Not All Women Cry The Baby Blues
By Patricia Sellers

(FORTUNE Magazine) – You've probably heard of the latest disease to strike high-level businesswomen: "an epidemic of childlessness." So says Sylvia Ann Hewlett, an economist whose Creating a Life: Professional Women and the Quest for Children is generating buzz on TV talk shows and in Time and People cover stories.

We wonder: What planet is she on?! The reason we ask is that Hewlett's statistics--49% of women earning over $100,000 are childless after 40--don't jibe with our findings. In a survey of 187 high achievers who gathered in March at FORTUNE's Most Powerful Women in Business Summit, 71% have children. The average kid count is 2.2 per powerful woman.
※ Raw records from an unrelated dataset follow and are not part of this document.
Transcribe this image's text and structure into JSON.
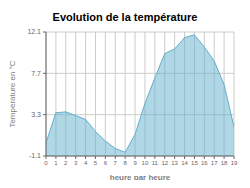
{
  "chart_data": {
    "type": "area",
    "title": "Evolution de la température",
    "x_label": "heure par heure",
    "y_label": "Température en °C",
    "x": [
      0,
      1,
      2,
      3,
      4,
      5,
      6,
      7,
      8,
      9,
      10,
      11,
      12,
      13,
      14,
      15,
      16,
      17,
      18,
      19
    ],
    "values": [
      0.3,
      3.5,
      3.6,
      3.2,
      2.8,
      1.5,
      0.5,
      -0.3,
      -0.7,
      1.2,
      4.5,
      7.2,
      9.8,
      10.3,
      11.5,
      11.8,
      10.5,
      9.0,
      6.5,
      2.0
    ],
    "color": "#60b0cc",
    "xlim": [
      0,
      19
    ],
    "xticks": [
      0,
      1,
      2,
      3,
      4,
      5,
      6,
      7,
      8,
      9,
      10,
      11,
      12,
      13,
      14,
      15,
      16,
      17,
      18,
      19
    ],
    "ylim": [
      -1.1,
      12.1
    ],
    "yticks": [
      -1.1,
      3.3,
      7.7,
      12.1
    ],
    "grid": true
  }
}
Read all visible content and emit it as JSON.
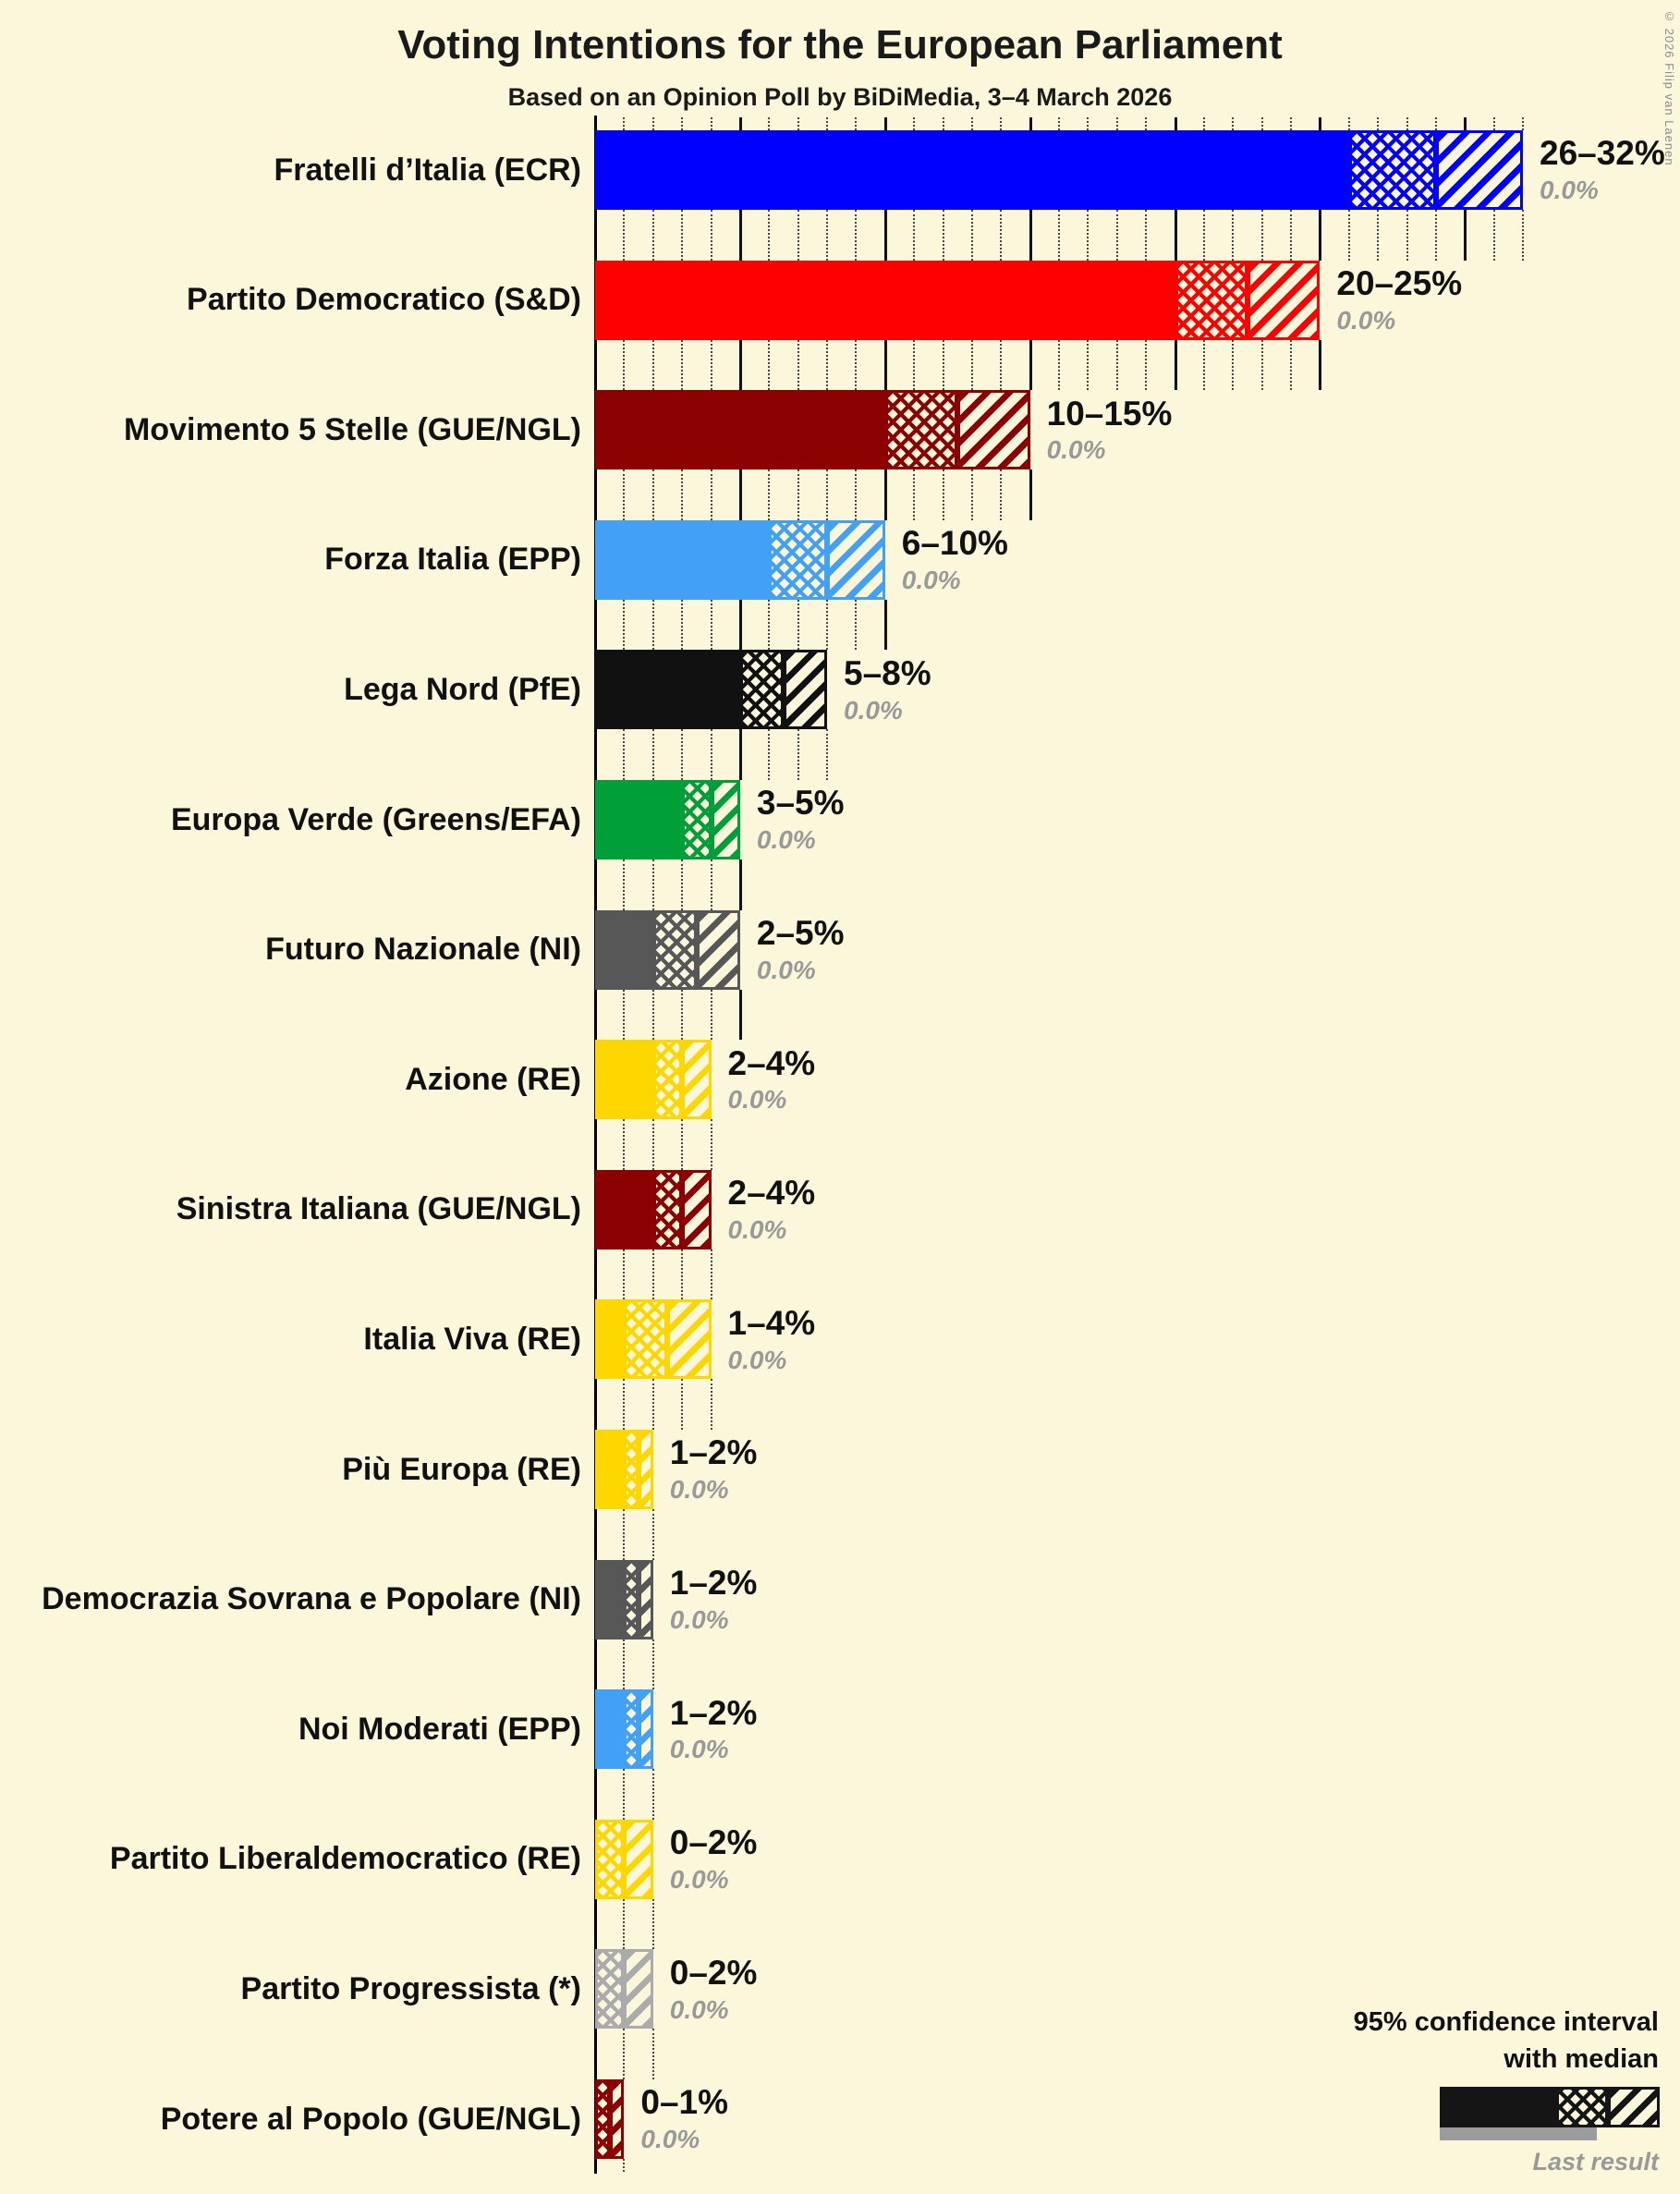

Apparently, FORTUNE's bigwigs have figured out the having-it-all thing better than the women in Hewlett's survey. In fact, the vast majority of those we talked to don't buy her theories. Southwest Airlines President Colleen Barrett says, "We have far more women at Southwest today having babies and continuing to work than ten years ago." Lehman Brothers' Barbara Byrne notes that eight of ten female managing directors in her investment-banking division have kids--"and most more than one." Byrne herself has four. Even Ann Moore, the executive at Time Inc. (FORTUNE's parent) who oversees Time and People, says, "If there is an epidemic of childlessness, why do I have 23 professional women on maternity leave and another 33 who will be taking off this year? A byproduct of female leadership, maybe?"

Maybe. Or perhaps these women have discovered ways to combine babies and careers; 30% of the women who attended our summit have househusbands; some launched into motherhood early--Barrett at 23 and Oxygen Media CEO Geraldine Laybourne at 24 (as Hewlett advises). But most just juggled adeptly--the typical woman in our survey became a mom at 31. "I used to say early or late is fine, but the middle is a killer," says Allen & Co. managing director Nancy Peretsman. "Early in any career, there are seven to ten years where you have to prove yourself." Peretsman became a mom at 34, just as she made partner at Salomon Brothers, her former employer.

Although waiting is risky, these women have the resources to capitalize on technological advances. Dawn Lepore, a vice chair at Charles Schwab, conceived her first child, a son, in vitro and gave birth at age 44. Now, four years later, Lepore is caring for her newborn daughter, conceived in vitro and carried by a surrogate. "Technology and society give us a choice--have kids or not, and when," says Anne Stevens, Ford's head of North America vehicle operations.

Choosing is often painful, but the upside is that women have more options than ever. Former Texas governor Ann Richards, now a senior advisor with Public Strategies, says, "If women are choosing not to have children, I think it's great. They will have more freedom to pursue careers, interests, joys." Ever blunt, the influential mother of four adds, "This have-a-baby guilt trip is ridiculous."